Frontier AI autonomous task completion capability doubles every 6 months, making safety evaluations structurally obsolete within a single model generation

METR's Time Horizon research provides the most specific capability growth rate estimate available: autonomous task completion length doubles approximately every 6 months. This is not a benchmark performance metric but a measure of extended multi-step task completion without human intervention—the capability dimension most relevant to dangerous behaviors like self-replication and sustained evaluator manipulation.

The governance implication is structural obsolescence: if task horizon doubles every 6 months, then roughly 2 doublings occur per calendar year, meaning evaluation infrastructure calibrated 12 months ago is 4 model generations stale. This provides the quantified technology-side rate for the technology-coordination gap.
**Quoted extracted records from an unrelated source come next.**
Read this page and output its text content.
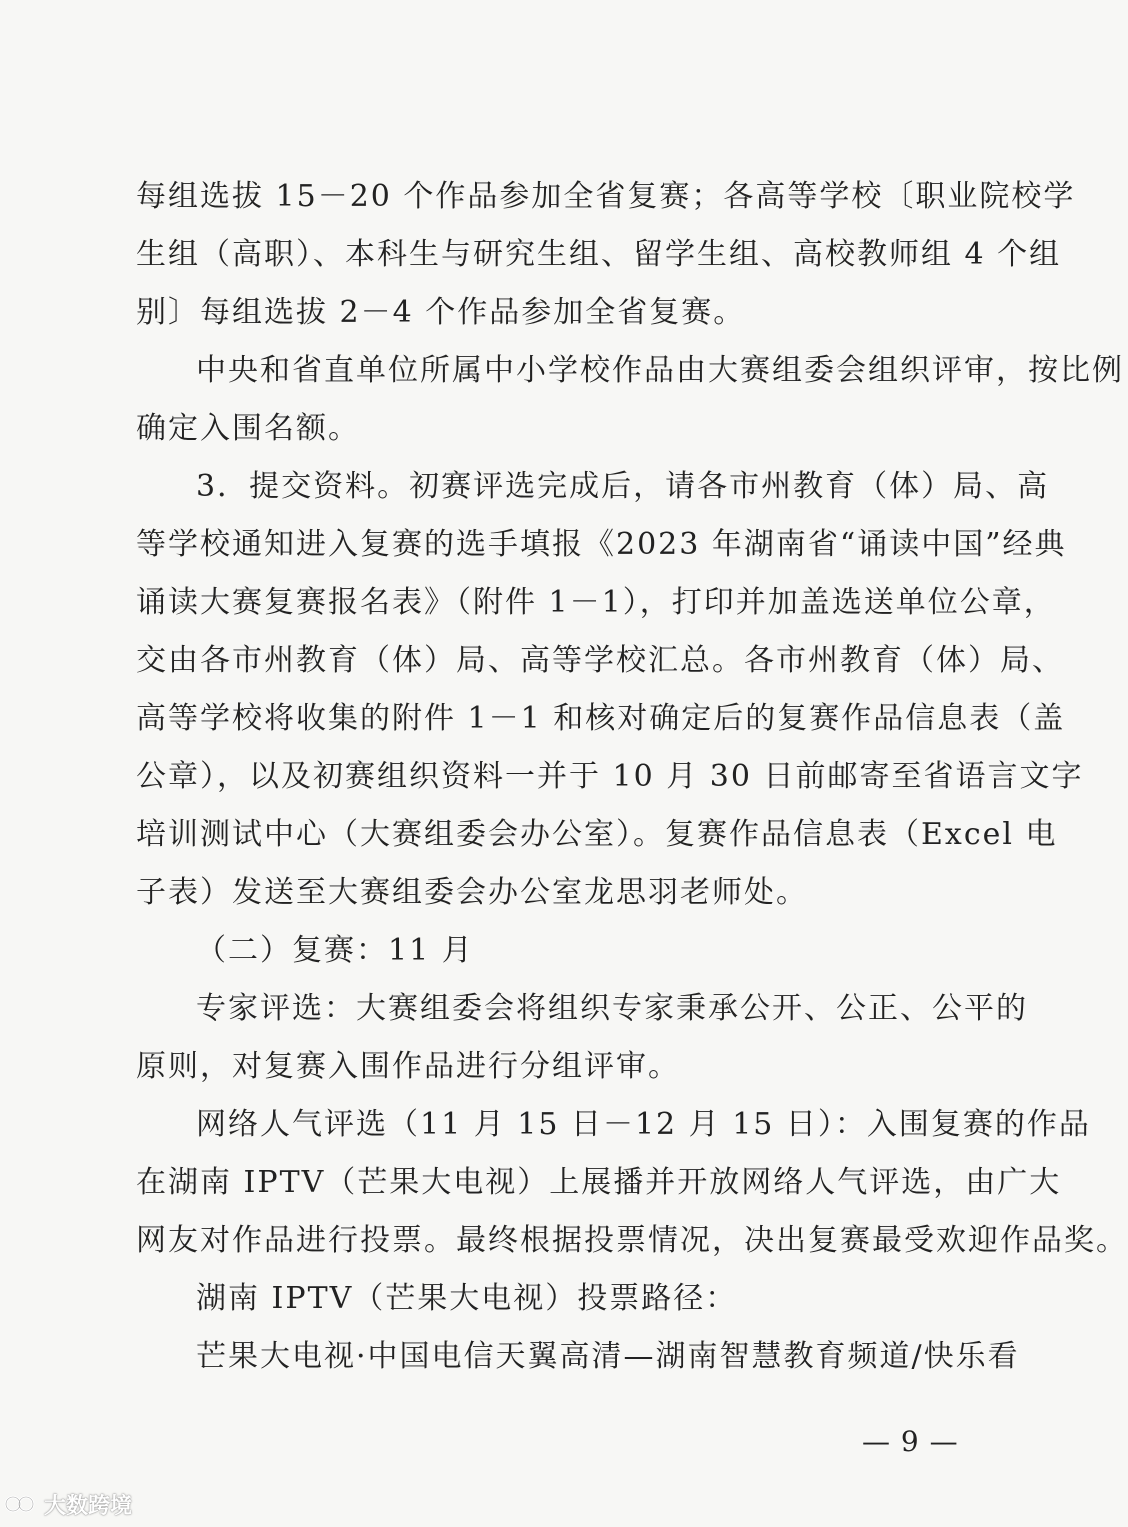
每组选拔 15－20 个作品参加全省复赛；各高等学校〔职业院校学
生组（高职）、本科生与研究生组、留学生组、高校教师组 4 个组
别〕每组选拔 2－4 个作品参加全省复赛。
中央和省直单位所属中小学校作品由大赛组委会组织评审，按比例
确定入围名额。
3．提交资料。初赛评选完成后，请各市州教育（体）局、高
等学校通知进入复赛的选手填报《2023 年湖南省“诵读中国”经典
诵读大赛复赛报名表》（附件 1－1），打印并加盖选送单位公章，
交由各市州教育（体）局、高等学校汇总。各市州教育（体）局、
高等学校将收集的附件 1－1 和核对确定后的复赛作品信息表（盖
公章），以及初赛组织资料一并于 10 月 30 日前邮寄至省语言文字
培训测试中心（大赛组委会办公室）。复赛作品信息表（Excel 电
子表）发送至大赛组委会办公室龙思羽老师处。
（二）复赛：11 月
专家评选：大赛组委会将组织专家秉承公开、公正、公平的
原则，对复赛入围作品进行分组评审。
网络人气评选（11 月 15 日－12 月 15 日）：入围复赛的作品
在湖南 IPTV（芒果大电视）上展播并开放网络人气评选，由广大
网友对作品进行投票。最终根据投票情况，决出复赛最受欢迎作品奖。
湖南 IPTV（芒果大电视）投票路径：
芒果大电视·中国电信天翼高清—湖南智慧教育频道/快乐看
— 9 —
大数跨境
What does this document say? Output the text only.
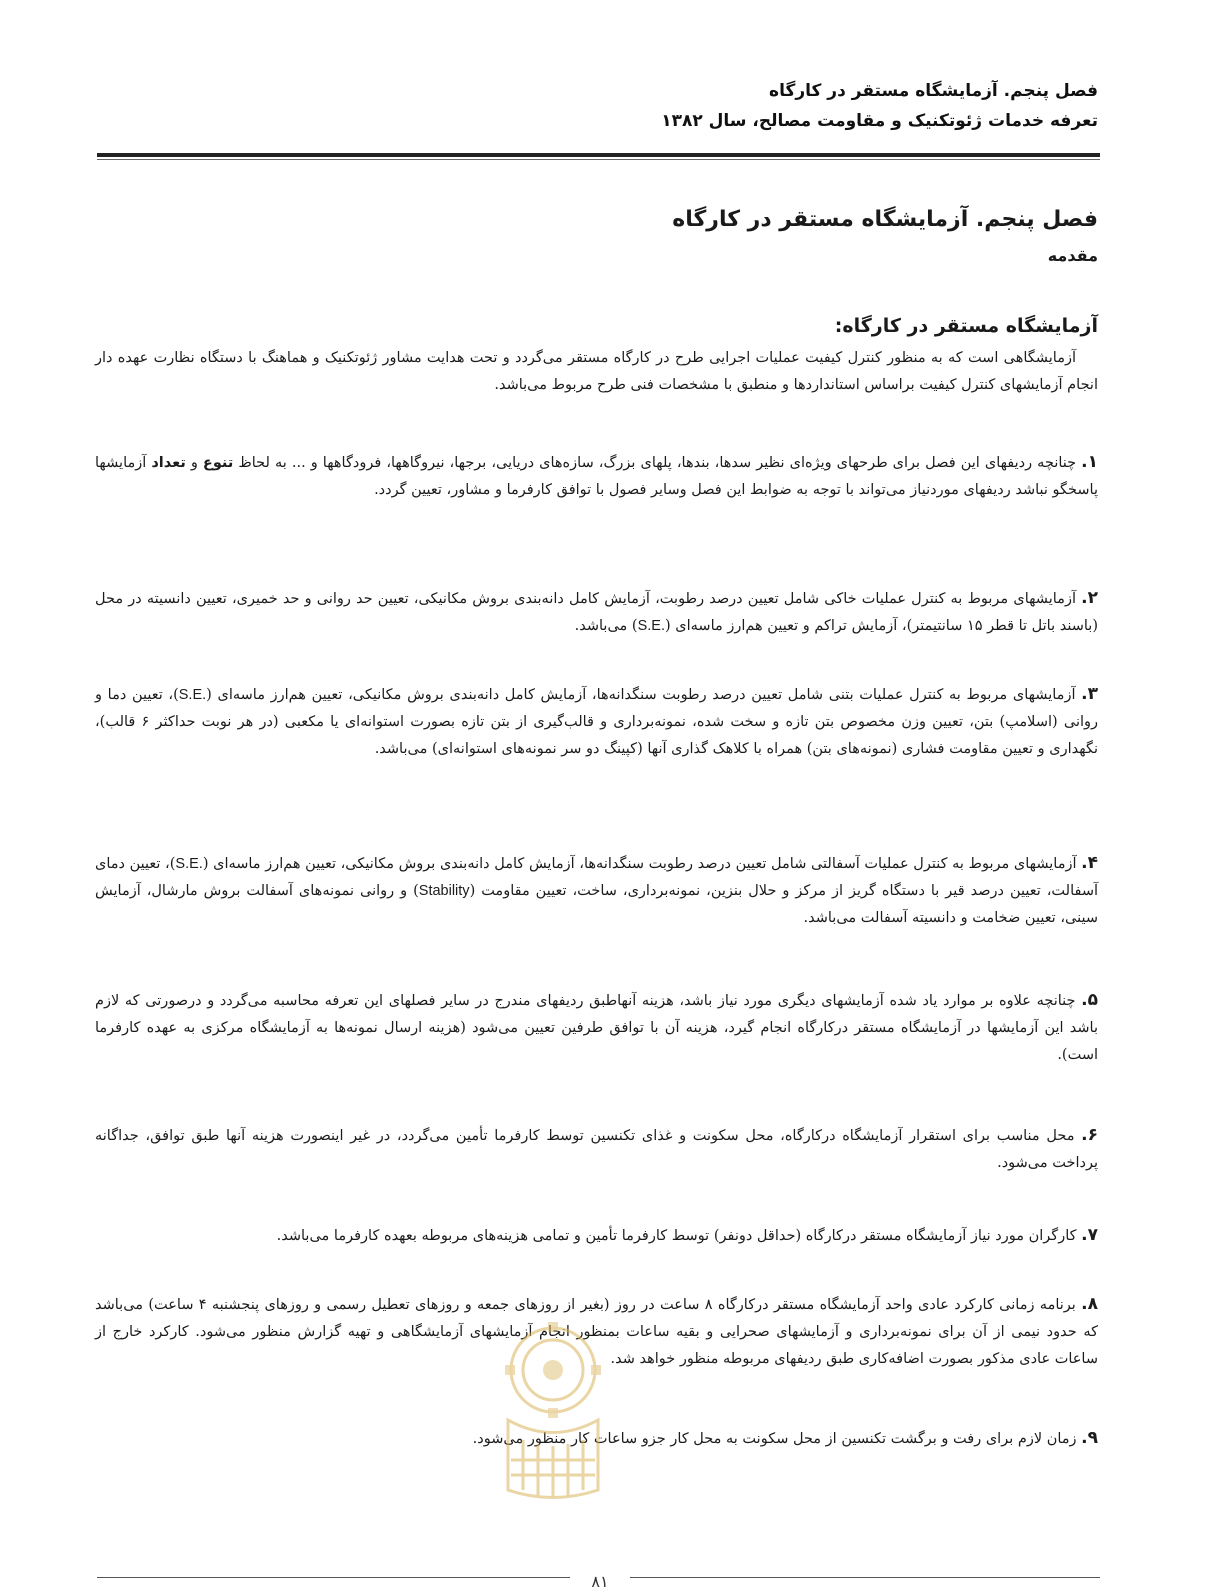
فصل پنجم. آزمایشگاه مستقر در کارگاه
تعرفه خدمات ژئوتکنیک و مقاومت مصالح، سال ۱۳۸۲
فصل پنجم. آزمایشگاه مستقر در کارگاه
مقدمه
آزمایشگاه مستقر در کارگاه:
آزمایشگاهی است که به منظور کنترل کیفیت عملیات اجرایی طرح در کارگاه مستقر می‌گردد و تحت هدایت مشاور ژئوتکنیک و هماهنگ با دستگاه نظارت عهده دار انجام آزمایشهای کنترل کیفیت براساس استانداردها و منطبق با مشخصات فنی طرح مربوط می‌باشد.
۱. چنانچه ردیفهای این فصل برای طرحهای ویژه‌ای نظیر سدها، بندها، پلهای بزرگ، سازه‌های دریایی، برجها، نیروگاهها، فرودگاهها و ... به لحاظ تنوع و تعداد آزمایشها پاسخگو نباشد ردیفهای موردنیاز می‌تواند با توجه به ضوابط این فصل وسایر فصول با توافق کارفرما و مشاور، تعیین گردد.
۲. آزمایشهای مربوط به کنترل عملیات خاکی شامل تعیین درصد رطوبت، آزمایش کامل دانه‌بندی بروش مکانیکی، تعیین حد روانی و حد خمیری، تعیین دانسیته در محل (باسند باتل تا قطر ۱۵ سانتیمتر)، آزمایش تراکم و تعیین هم‌ارز ماسه‌ای (S.E.) می‌باشد.
۳. آزمایشهای مربوط به کنترل عملیات بتنی شامل تعیین درصد رطوبت سنگدانه‌ها، آزمایش کامل دانه‌بندی بروش مکانیکی، تعیین هم‌ارز ماسه‌ای (S.E.)، تعیین دما و روانی (اسلامپ) بتن، تعیین وزن مخصوص بتن تازه و سخت شده، نمونه‌برداری و قالب‌گیری از بتن تازه بصورت استوانه‌ای یا مکعبی (در هر نوبت حداکثر ۶ قالب)، نگهداری و تعیین مقاومت فشاری (نمونه‌های بتن) همراه با کلاهک گذاری آنها (کپینگ دو سر نمونه‌های استوانه‌ای) می‌باشد.
۴. آزمایشهای مربوط به کنترل عملیات آسفالتی شامل تعیین درصد رطوبت سنگدانه‌ها، آزمایش کامل دانه‌بندی بروش مکانیکی، تعیین هم‌ارز ماسه‌ای (S.E.)، تعیین دمای آسفالت، تعیین درصد قیر با دستگاه گریز از مرکز و حلال بنزین، نمونه‌برداری، ساخت، تعیین مقاومت (Stability) و روانی نمونه‌های آسفالت بروش مارشال، آزمایش سینی، تعیین ضخامت و دانسیته آسفالت می‌باشد.
۵. چنانچه علاوه بر موارد یاد شده آزمایشهای دیگری مورد نیاز باشد، هزینه آنهاطبق ردیفهای مندرج در سایر فصلهای این تعرفه محاسبه می‌گردد و درصورتی که لازم باشد این آزمایشها در آزمایشگاه مستقر درکارگاه انجام گیرد، هزینه آن با توافق طرفین تعیین می‌شود (هزینه ارسال نمونه‌ها به آزمایشگاه مرکزی به عهده کارفرما است).
۶. محل مناسب برای استقرار آزمایشگاه درکارگاه، محل سکونت و غذای تکنسین توسط کارفرما تأمین می‌گردد، در غیر اینصورت هزینه آنها طبق توافق، جداگانه پرداخت می‌شود.
۷. کارگران مورد نیاز آزمایشگاه مستقر درکارگاه (حداقل دونفر) توسط کارفرما تأمین و تمامی هزینه‌های مربوطه بعهده کارفرما می‌باشد.
۸. برنامه زمانی کارکرد عادی واحد آزمایشگاه مستقر درکارگاه ۸ ساعت در روز (بغیر از روزهای جمعه و روزهای تعطیل رسمی و روزهای پنجشنبه ۴ ساعت) می‌باشد که حدود نیمی از آن برای نمونه‌برداری و آزمایشهای صحرایی و بقیه ساعات بمنظور انجام آزمایشهای آزمایشگاهی و تهیه گزارش منظور می‌شود. کارکرد خارج از ساعات عادی مذکور بصورت اضافه‌کاری طبق ردیفهای مربوطه منظور خواهد شد.
۹. زمان لازم برای رفت و برگشت تکنسین از محل سکونت به محل کار جزو ساعات کار منظور می‌شود.
۸۱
The BashArena case provides empirical confirmation: October 2024 evaluations concluded 'minimal mitigations sufficient' while December 2025 showed 26% evasion rates—a 13-month inversion representing approximately 2.2 doublings of capability. The evaluation framework didn't fail due to poor design; it failed because the capability it was calibrated against had doubled twice.

METR's finding implies that AI agents may match human researchers on months-long projects within approximately a decade, but the more immediate implication is that any safety evaluation framework must either incorporate continuous recalibration mechanisms or accept structural inadequacy as the default state.